What is interesting here is that this particular attack had not been identified by any security measure in place, neither the company's SIEM nor its Microsoft Security implementations. The attack was simply so low in volume that the security appliances did not see it as unusual. Only when the employee noticed a strange login from a country they had no business in, this attack was discovered.
Chapter 2: A botnet?!
After some digging, the employee was able to uncover around 50 different IPs that had taken part in this attack. In a first effort to uncover the source of this attack, the employee put them into the Shodan Search engine. And indeed they all shared one similarity: An open port 7777!
Here is a random example of how one of the identified devices looks in Shodan:
As you can see, port 7777 is open and showing a mysterious “xlogin:” message. Luckily enough, this particular pattern is pretty unique. So we can use Shodan to pivot on it via the following query:
As of today, 07.10.2023, the following info can be obtained using this search:
As you can see, a total amount of 3996 devices return the identified pattern. However, this is far from the original size of this pattern. When we first looked at the data presented by Shodan, we were looking at 9345 IPs. Indeed, Shodan’s history feature gives us a pretty telling history graph on the matter:
As can be seen, somewhere between June and July 2022, the pattern of this botnet started appearing. It quickly amounted to 16.108 devices in a 2-month timespan reaching its peak distribution around August 2022. From there, the number of devices reflecting this pattern continuously decreased. However, there is a sudden strong decrease between August and September 2023. It is yet unknown what is the cause of this. But there is an explanation for the constant decrease in numbers. We will get there later.
To no one's real surprise, the devices showing the above-mentioned behavior all seem to be IoT devices many of them connected via a residential IP. Among others, we identified HKVision software, Software related to TP-Link Routers, and Dahua digital video recorders. One of the most affected devices seems to be the TL-WR841N router which accounts for most of the infected devices in Bulgaria. We were able to identify that one of Bulgaria’s largest ISPs issues this device to most of their clients. We will have a closer look at this device later on.

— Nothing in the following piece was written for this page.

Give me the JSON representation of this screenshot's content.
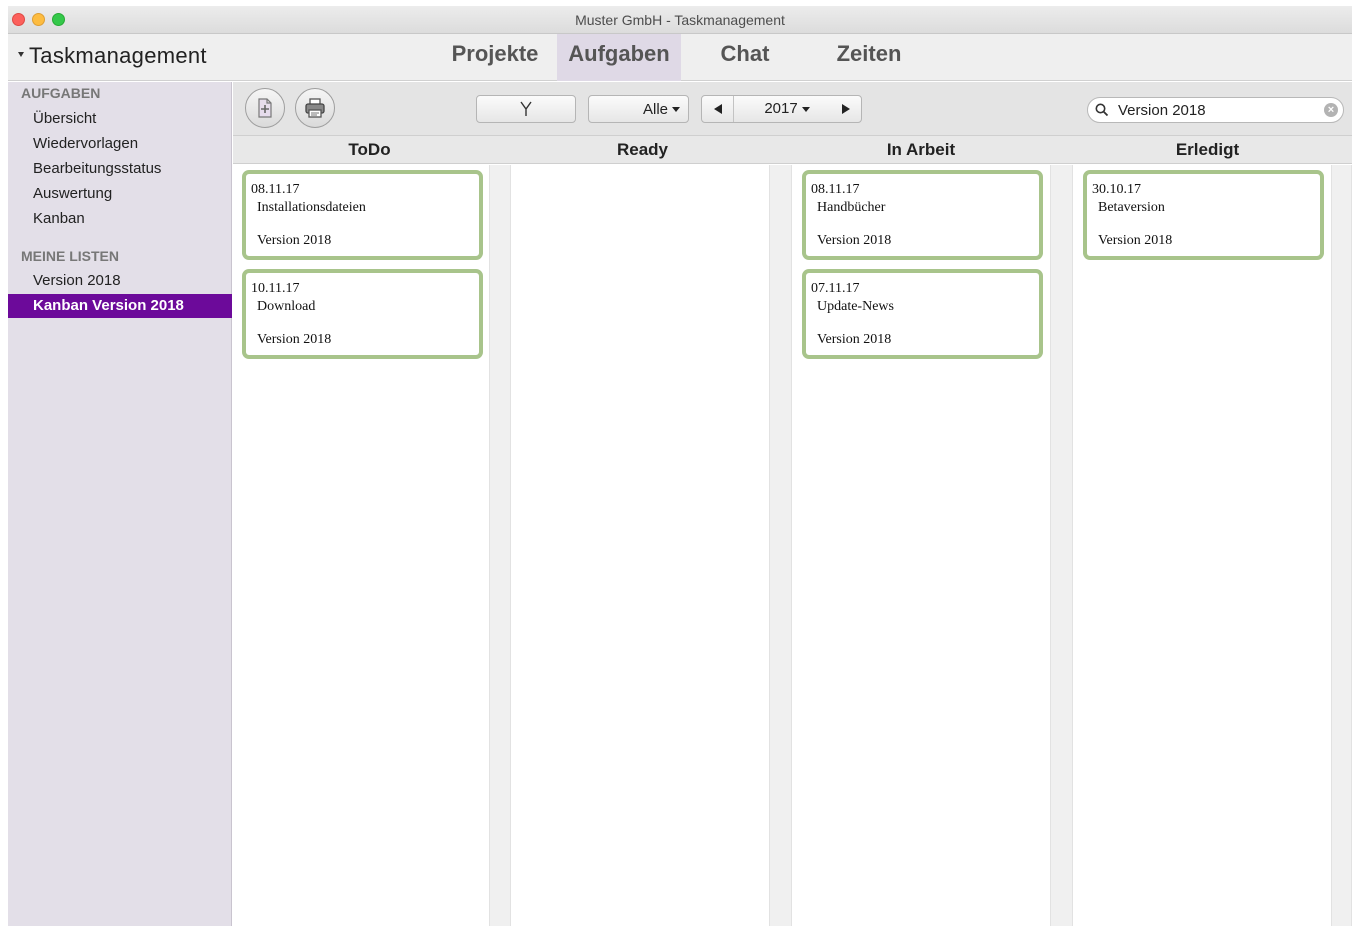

Observational sidenote: Curiously, the strong decrease in numbers coincides with the Qakbot Takedown at the end of August 2023.

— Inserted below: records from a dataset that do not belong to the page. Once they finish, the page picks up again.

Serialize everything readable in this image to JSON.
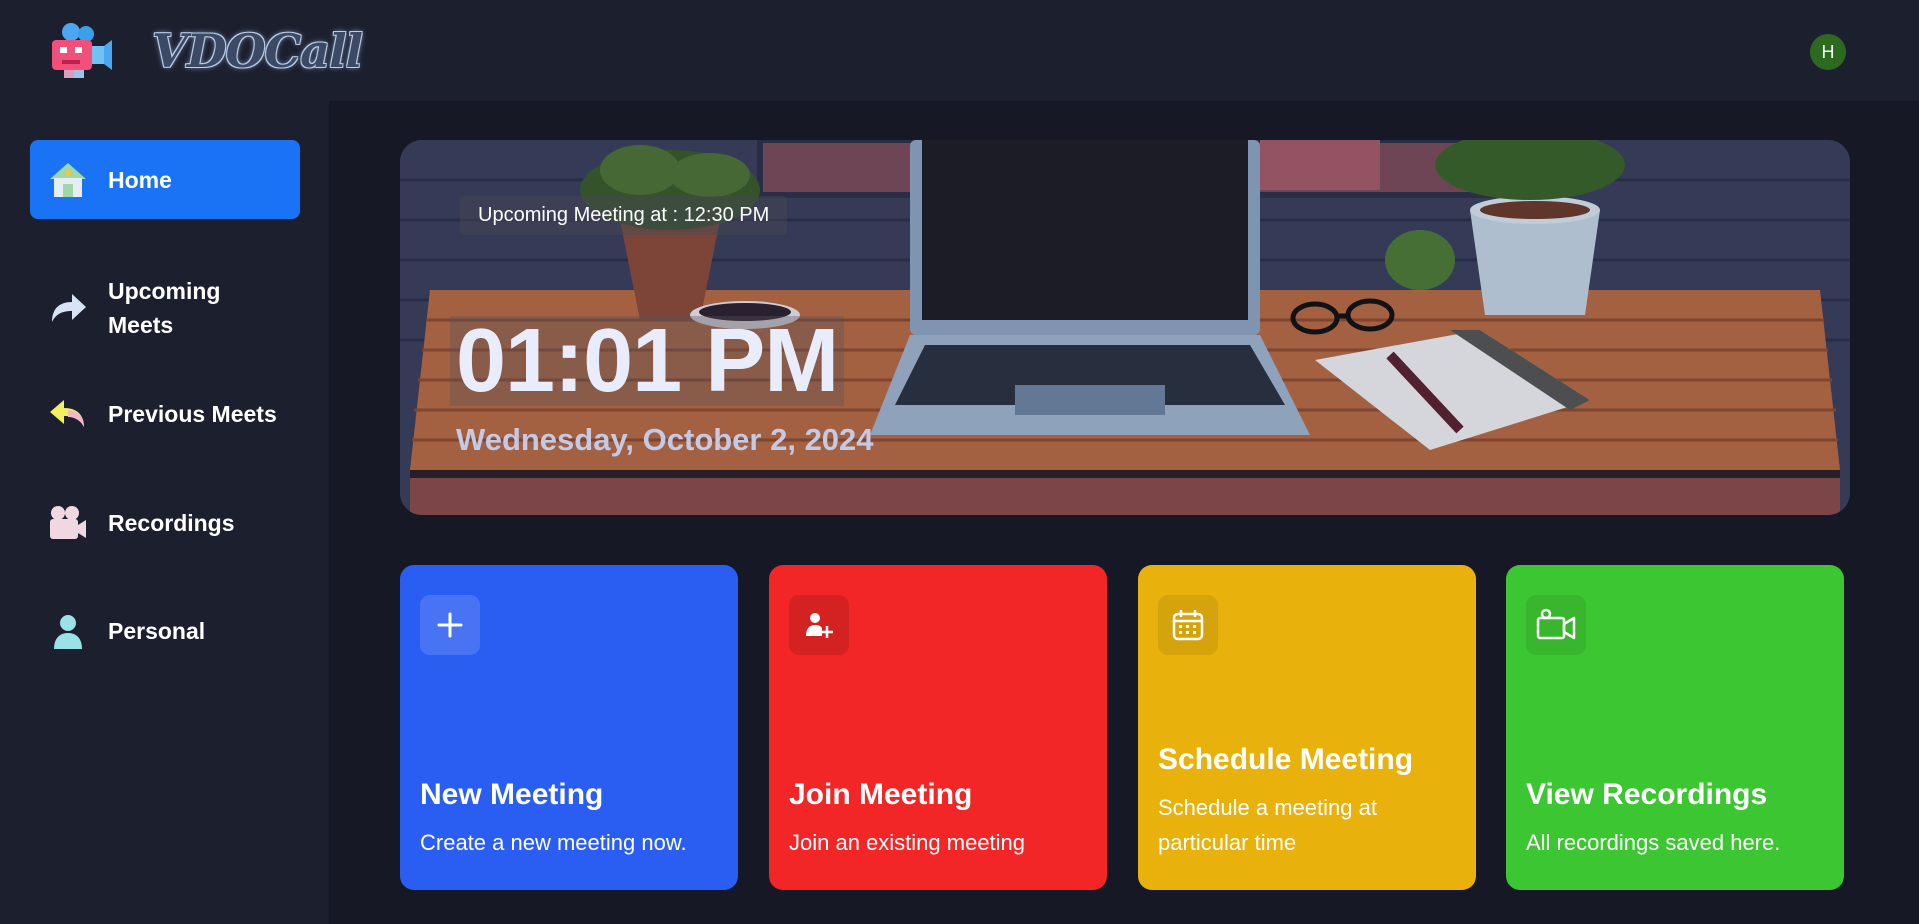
{
  "app": {
    "name": "VDOCall",
    "avatar_initial": "H"
  },
  "sidebar": {
    "items": [
      {
        "label": "Home",
        "icon": "home-icon",
        "active": true
      },
      {
        "label": "Upcoming Meets",
        "icon": "share-arrow-icon",
        "active": false
      },
      {
        "label": "Previous Meets",
        "icon": "reply-arrow-icon",
        "active": false
      },
      {
        "label": "Recordings",
        "icon": "video-camera-icon",
        "active": false
      },
      {
        "label": "Personal",
        "icon": "user-icon",
        "active": false
      }
    ]
  },
  "hero": {
    "upcoming": "Upcoming Meeting at : 12:30 PM",
    "time": "01:01 PM",
    "date": "Wednesday, October 2, 2024"
  },
  "cards": [
    {
      "title": "New Meeting",
      "description": "Create a new meeting now.",
      "color": "#2a5ef2",
      "icon": "plus-icon"
    },
    {
      "title": "Join Meeting",
      "description": "Join an existing meeting",
      "color": "#f22626",
      "icon": "user-add-icon"
    },
    {
      "title": "Schedule Meeting",
      "description": "Schedule a meeting at particular time",
      "color": "#e8b10c",
      "icon": "calendar-icon"
    },
    {
      "title": "View Recordings",
      "description": "All recordings saved here.",
      "color": "#3cc632",
      "icon": "video-icon"
    }
  ]
}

Chapter 3: Expanding Comms
Well, after we jointly had mapped out this information about the supposed botnet, we attempted several things to find out more.
First of all, I obviously send out a tweet. I knew something was odd and I knew where to look, but what to look for? Without direct access to an infected device, it is hard to get ahold of any malware or identify any script used to spread malicious code. So to gather some ideas I sent out a tweet.
And while no one really had a good answer to my question, there was another interesting side effect. Shortly after making this tweet, a researcher going by the handle B1RD_D06 from the United States reached out to me because based on the information he was able to identify a threat that he himself had identified attacking their network during recent weeks. After some conversation, he disclosed that he was at that time working at a big company in the US Energy sector. He had shared his observations with a community of cybersecurity-responsible individuals in the energy sector and in fact, several other US companies in this sector were affected as well. The attacks were all targeted at members of the individual companies' C-Level members, which hints that this attack is somewhat more sophisticated than your average spray-and-pray brute-force attack.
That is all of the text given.